Current CPG Affecting Classroom Teachers Promotions – Kuppet.
Mr. Omboko Milemba, national chairman of the Kenya Union of Post-Primary Education Teachers (Kuppet), says the current career progression guidelines (CPG) make it difficult for classroom teachers to advance unless they are in administrative positions.
The MP for Emuhaya constituency accused the Teachers Service Commission (TSC) of failing to confirm long-term teachers.
Mr. Omboko revealed that teachers in acting capacities are owed Sh1 billion.
According to KUPPET, which is now attempting to renegotiate their pay deal with the government, claims that the current one impedes teachers’ careers.
According to him, this amounts to overdue bills for services rendered, and the union is conducting research to determine the amount owed to these teachers.

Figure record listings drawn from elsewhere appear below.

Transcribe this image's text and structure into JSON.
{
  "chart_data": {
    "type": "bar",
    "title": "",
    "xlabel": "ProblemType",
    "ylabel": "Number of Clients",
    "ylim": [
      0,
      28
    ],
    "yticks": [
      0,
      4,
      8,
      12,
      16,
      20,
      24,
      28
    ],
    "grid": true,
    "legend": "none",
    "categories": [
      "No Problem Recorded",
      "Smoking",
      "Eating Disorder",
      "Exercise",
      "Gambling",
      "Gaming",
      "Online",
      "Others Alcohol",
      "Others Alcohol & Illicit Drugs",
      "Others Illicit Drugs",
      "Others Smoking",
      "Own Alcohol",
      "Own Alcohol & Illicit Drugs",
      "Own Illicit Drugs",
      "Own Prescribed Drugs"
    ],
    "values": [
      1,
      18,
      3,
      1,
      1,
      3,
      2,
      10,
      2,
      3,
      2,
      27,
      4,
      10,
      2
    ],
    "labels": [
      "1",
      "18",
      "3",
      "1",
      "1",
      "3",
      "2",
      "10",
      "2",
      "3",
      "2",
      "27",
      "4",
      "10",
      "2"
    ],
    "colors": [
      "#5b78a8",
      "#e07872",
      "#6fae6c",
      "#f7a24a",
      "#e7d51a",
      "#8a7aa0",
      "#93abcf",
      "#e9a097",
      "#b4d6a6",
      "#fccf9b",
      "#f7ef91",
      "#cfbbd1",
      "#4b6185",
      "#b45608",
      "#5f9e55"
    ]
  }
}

“This is a pending bill that’s not quantified. This is an exploitation of labour by the TSC and the government.
“I’ve put a question in Parliament but I’m doing research with my office staff to back the numbers. It’s become impossible to be promoted unless you’re in administration,” said Mr Milemba.
He said the most affected are teachers in grades C3 and C4.
He stated that the government owes over Sh650 billion to suppliers of goods and services. He added that discussions were underway with the government to raise 100 billion shillings to pay a portion of the bills.
Saturday during the union’s annual general meeting at St Columbans High School in Kitale, Mr. Milemba urged the TSC to review the 2021–2025 collective bargaining agreement (CBA).
Mr. Milemba stated that the five-year CBA will quantify promotions for deputy principals, department heads, and acting principals who have served for extended periods of time without compensation.
The union has proposed new teacher compensation packages to the commission. A teacher in Job group B1 is compensated with a base salary of Sh24,250.
If the union’s recommendations are adopted, the teacher will be promoted to job group D5 and receive a salary of Sh89,016.
The highest-paid teacher’s salary would increase from Sh148,360 to Sh237,376.
Mr. Milemba also petitioned the government to appoint the National Hospital Insurance Fund (NHIF) to administer the teachers’ medical insurance plan.
“The government should have in the first place allowed several medical insurers to offer services to teachers rather than having them locked to one,” he said.
Mr. Milemba claimed that teachers and their families have suffered as a result of Minet Kenya Limited’s current medical insurance scheme.
“As a government entity, the NHIF should not be challenged by private insurance providers to provide services to teachers and other government employees,” he said.
The lawmaker stated that it was ironic for NHIF to offer a comprehensive medical insurance package to some civil servants while Minet continued to provide services to teachers.
Furaha Lusweti, executive secretary of Trans Nzoia County and representative of the Waitaluk ward, stated that teachers are dissatisfied with the insurer’s services.
“We need a serious discussion on the cover. It is wrong to subject teachers to a single service provider without public participation,” he said.
The executive of Trans Nzoia Lands, Jeany Mutama, who is also the assistant treasurer of Kuppet, stated that the devolved unit will support matters aimed at economically empowering teachers.
Patrick Gacheru, director of Environment, Water, and Climate Change, urged teachers to participate in afforestation programs to increase the country’s forest cover.
Governor George Natembeya was represented by Education and Vocational Training executive Julie Kichwen, who stated that Early Childhood Development and Education caregivers will be hired on permanent and pensionable terms.
She added that funds had been allotted for a bolstered scholarship program to assist gifted children from modest backgrounds.